You see, I dont have to eat a goddamned thing if I dont want to.This decision is mine. My health and my body are mine. They are in my control. I am tired. I am tired of being fat, of feeling ugly, of living in this house, of living without control and most of all, I am tired of feeling alone, lesser than, unworthy. And I do. I feel like that every damn day. It is not a constant feeling. There are brief lapses of minutes, hours, sometimes if I am lucky, days. Lapses where I do not look in the mirror and despise the person, the body that I see in front of me. I have not been able to understand why this happens. I can not capture whatever it is that makes me see something differently, if only for a second.
And then there is the rest, or majority of the time. I crave, almost beg to be around others. I do not feel that I deserve the friendship of others. I do not feel that I am a good enough person to deserve the friendship of decent human beings. Why? Because nearly every experience I have had thus far has led me to believe that I deserve the shit that I come into contact with. Be it: emotionally abusive relationships, being sent away at 14, being cheated on, being screwed over by entire school systems, being pulled and manipulated, self mutilation or an eating disorder (which are one in the same.) But hear this; it is not a "poor me" type situation because I believe I truly deserved these things. Most of them I feel I brought on myself.
So how does this relate to my eating? Well, I do not have the power to control others, unfortunately. Hah. I do not have the ability to see the future to prepare myself for unfortunate events. What I do have control over seems few and far between. I will be moving out soon so my control over things will increase. But right now as well as the last few years; minus the time I was in treatment; I have had control over what does or does not go into my mouth. There was a period of time where I was eating 300-400 calories a day. And I felt like everything in the world was in my control. The immediate time leading up to my entering the Center was an out of control time. Bulimia is a very out of control feeling. But, I believe malnutrition drove my impulsive and delusional self.
Today I sit here, feeling totally alone, contemplating the affectiveness of starvation. I have seen it work before. On me, on others. At this time in my life I definitely feel a loss of control. Everyone I care about the most is unable or unwilling to be around. I am about to enter college with a bunch of people I do not know. I, as proven lately, do not have control over the number on the scale. And that, more than anything, is driving me crazy. The self-hatred I feel for myself and my body seems to be rising at an alarming rate. I know that this feeling comes and goes. It is a cyclical thing for most individuals. But most people can reason themselves out of it, tell themselves they are good, deserving people. I cant even wear a size 6, I dont deserve a damn thing.
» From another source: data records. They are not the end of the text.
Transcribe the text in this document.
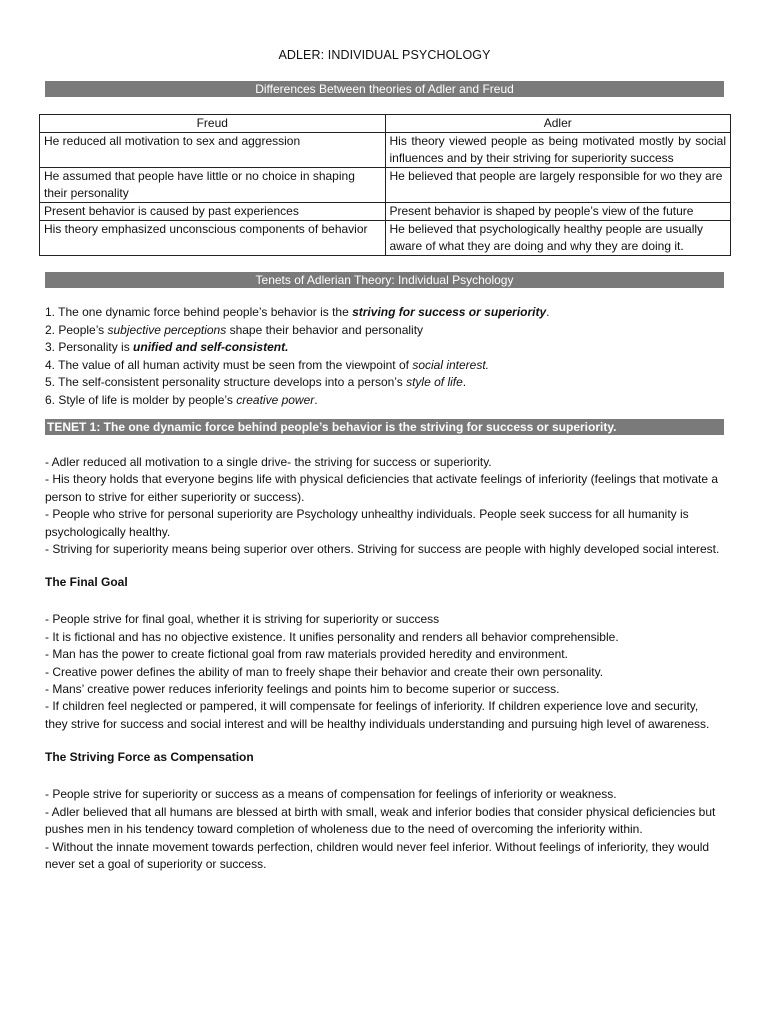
ADLER: INDIVIDUAL PSYCHOLOGY
Differences Between theories of Adler and Freud
Freud	Adler
He reduced all motivation to sex and aggression	His theory viewed people as being motivated mostly by social influences and by their striving for superiority success
He assumed that people have little or no choice in shaping their personality	He believed that people are largely responsible for wo they are
Present behavior is caused by past experiences	Present behavior is shaped by people’s view of the future
His theory emphasized unconscious components of behavior	He believed that psychologically healthy people are usually aware of what they are doing and why they are doing it.
Tenets of Adlerian Theory: Individual Psychology
1. The one dynamic force behind people’s behavior is the striving for success or superiority.
2. People’s subjective perceptions shape their behavior and personality
3. Personality is unified and self-consistent.
4. The value of all human activity must be seen from the viewpoint of social interest.
5. The self-consistent personality structure develops into a person’s style of life.
6. Style of life is molder by people’s creative power.
TENET 1: The one dynamic force behind people’s behavior is the striving for success or superiority.

- Adler reduced all motivation to a single drive- the striving for success or superiority.

- His theory holds that everyone begins life with physical deficiencies that activate feelings of inferiority (feelings that motivate a person to strive for either superiority or success).

- People who strive for personal superiority are Psychology unhealthy individuals. People seek success for all humanity is psychologically healthy.

- Striving for superiority means being superior over others. Striving for success are people with highly developed social interest.

The Final Goal

- People strive for final goal, whether it is striving for superiority or success

- It is fictional and has no objective existence. It unifies personality and renders all behavior comprehensible.

- Man has the power to create fictional goal from raw materials provided heredity and environment.

- Creative power defines the ability of man to freely shape their behavior and create their own personality.

- Mans’ creative power reduces inferiority feelings and points him to become superior or success.

- If children feel neglected or pampered, it will compensate for feelings of inferiority. If children experience love and security, they strive for success and social interest and will be healthy individuals understanding and pursuing high level of awareness.

The Striving Force as Compensation

- People strive for superiority or success as a means of compensation for feelings of inferiority or weakness.

- Adler believed that all humans are blessed at birth with small, weak and inferior bodies that consider physical deficiencies but pushes men in his tendency toward completion of wholeness due to the need of overcoming the inferiority within.

- Without the innate movement towards perfection, children would never feel inferior. Without feelings of inferiority, they would never set a goal of superiority or success.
I dont remember ever weighing this much in my entire life. Or if i did, it was quickly tamed by anorexia. Even with as sick as I became, I still miss it. The journey of losing extreme amounts of weight is an exciting one, especially to someone who craves control as much as I do. During the time of being in my lower weight range I can honestly say that I enjoyed my body. I loved being that small. Which makes it even harder to be as big as I am now. I loved being able to wear whatever I wanted. I loved being smaller than my younger sister, being carried around, feeling like I had accomplished some great human feat. Now, I realize, this all plays directly into my self loathing as my weight increases. And what seems to be the even bigger problem, I cant do anything about it. I exercise, I eat less, and my weight either increases or stays the same.
Originally, I did not know what I was doing in terms of my eating disorder. I never imagined that I would end up looking, acting and feeling the way I did. I never imagined I would spend my senior year of high school in a treatment facility. Never. Now, self-awareness is what makes self-destruction so difficult. I know what I am doing, I know what could happen. But, it is currently very difficult for me to say that is not what I want. Right now, that is exactly what I want. Control in the form of starvation and bones. All I want is to extend that lapse time in which I do not despise myself.
If I were my own therapist, I would say "Emily, what is it that you are avoiding by using food as a coping mechanism. What problems are you unwilling to face. What is really going on. Because, you know, food and weight are not the real issues."
Well, right now they are. I am fat. I am ugly. I am going to the lake in four days and start college in fifteen. And as for the other issues, my therapist and friend is sick, out of town, and I havent seen her in a three weeks. My "best friend" is an unreliable flake and has not called in over a week. My ex and the one person I actually want to spend time around wont give me the time of day. Others I care about are moving away to their college lives. No wonder I feel alone and unworthy.